Monday, October 08, 2007

Recent Events

I have never been much at keeping diaries and journals, and am much better at procrastinating than keeping any schedule. Let me try to recap the events of the last month or so.

I got an email September 4th from my contact at the hospital reporting a delivery by the Iraqi agency Kimadia as follows:

The hospital received in August the following drugs from KIMADIA:
1.Actinmycin vial : 281
2.Doxorubicin 50 mg vial : 427
3.Mitomycin 10 mg vial : 200
4. Vincristine 1 mg vial : 1000
5. Interferon 9 m units vial : 1500

The quantities are much larger than the shipments I am able to send, but this is the first shipment of chemo drugs of any importance received from Kimadia in about a year, so far as I know. Although the shipment from Kimadia was gratefully received it is less than the hospital's needs by far. It remains to be seen whether Kimadia can establish a regular pattern of deliveries.

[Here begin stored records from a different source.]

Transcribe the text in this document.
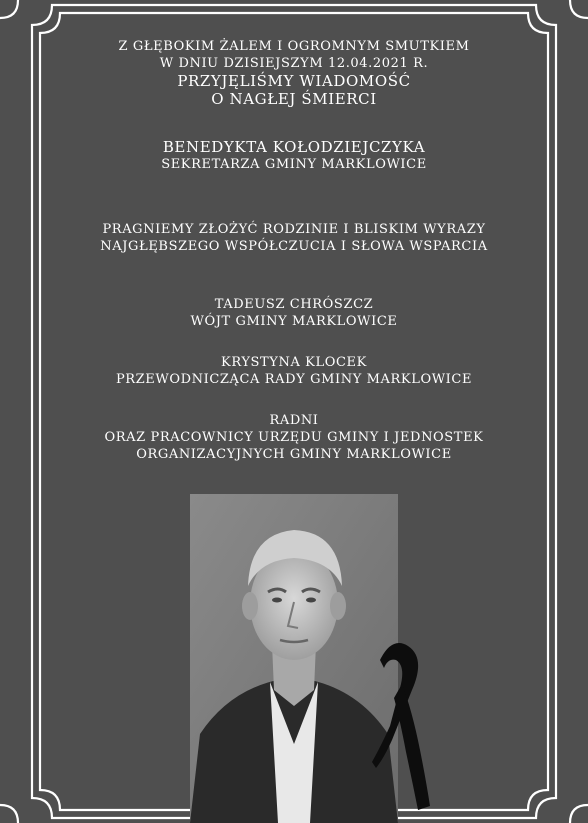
Z GŁĘBOKIM ŻALEM I OGROMNYM SMUTKIEM
W DNIU DZISIEJSZYM 12.04.2021 R.
PRZYJĘLIŚMY WIADOMOŚĆ
O NAGŁEJ ŚMIERCI
BENEDYKTA KOŁODZIEJCZYKA
SEKRETARZA GMINY MARKLOWICE
PRAGNIEMY ZŁOŻYĆ RODZINIE I BLISKIM WYRAZY
NAJGŁĘBSZEGO WSPÓŁCZUCIA I SŁOWA WSPARCIA
TADEUSZ CHRÓSZCZ
WÓJT GMINY MARKLOWICE
KRYSTYNA KLOCEK
PRZEWODNICZĄCA RADY GMINY MARKLOWICE
RADNI
ORAZ PRACOWNICY URZĘDU GMINY I JEDNOSTEK
ORGANIZACYJNYCH GMINY MARKLOWICE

My contact said on the phone that an additional small shipment (2 or 3 vials of doxorubicin and about 50 vials of vincristine) was received from Kimadia in September. I have difficulty hearing him clearly on the phone and his email service remains intermittent so I'm not 100% percet sure of the details of this small shipment.

On a less encouraging note, I noticed a story from an Iraqi news agency indicating that Syrian police in Damascus recently confiscated "more than 60,000 packets of drugs" with a value "estimated at $16 million" originally purchased by the Iraqi government smuggled out of Iraq for sale elsewhere. The story I read is here: LINK . I looked for confirmation from other news services but couldn't find any. Never the less, the report is distressing and is consistent with the pattern of shortages at Iraqi hospitals.

I was able to arrange a shipment to the hospital in September from the supplier I am currently working with in India. The were a few glitches but the shipment reached the hospital OK. Problems included unexpectedly long transit time as indicated by FedEx tracking. A helper unexpectedly went on leave at the Mosul Airport, and friction developed among other helpers there trying to improvise in his absence. The shipment was kept un-opened in a fridge overnight (actually, spare space in 3 hastily commandeered fridges) while one helper tracked down the other, so it's not 100% clear what the condition of the icepacks was on arrival at the airport. My guess is the drugs were at above optimum storage temperatures for 1 to 3 days and should not have deteriorated substantially, but I am not a medical person. About all I could do was report the long transit time etc to the hospital and let the oncologists there make the decision on whether the drugs were fit to use. My understanding is that they concluded they were.

This shipment included
1.Carboplatin 450 mg vial : 10 vials
2.Doxorubicin 50 mg vial : 50 vials
and, additionally, 50 vials of vincristine provided as a sample by the vendor.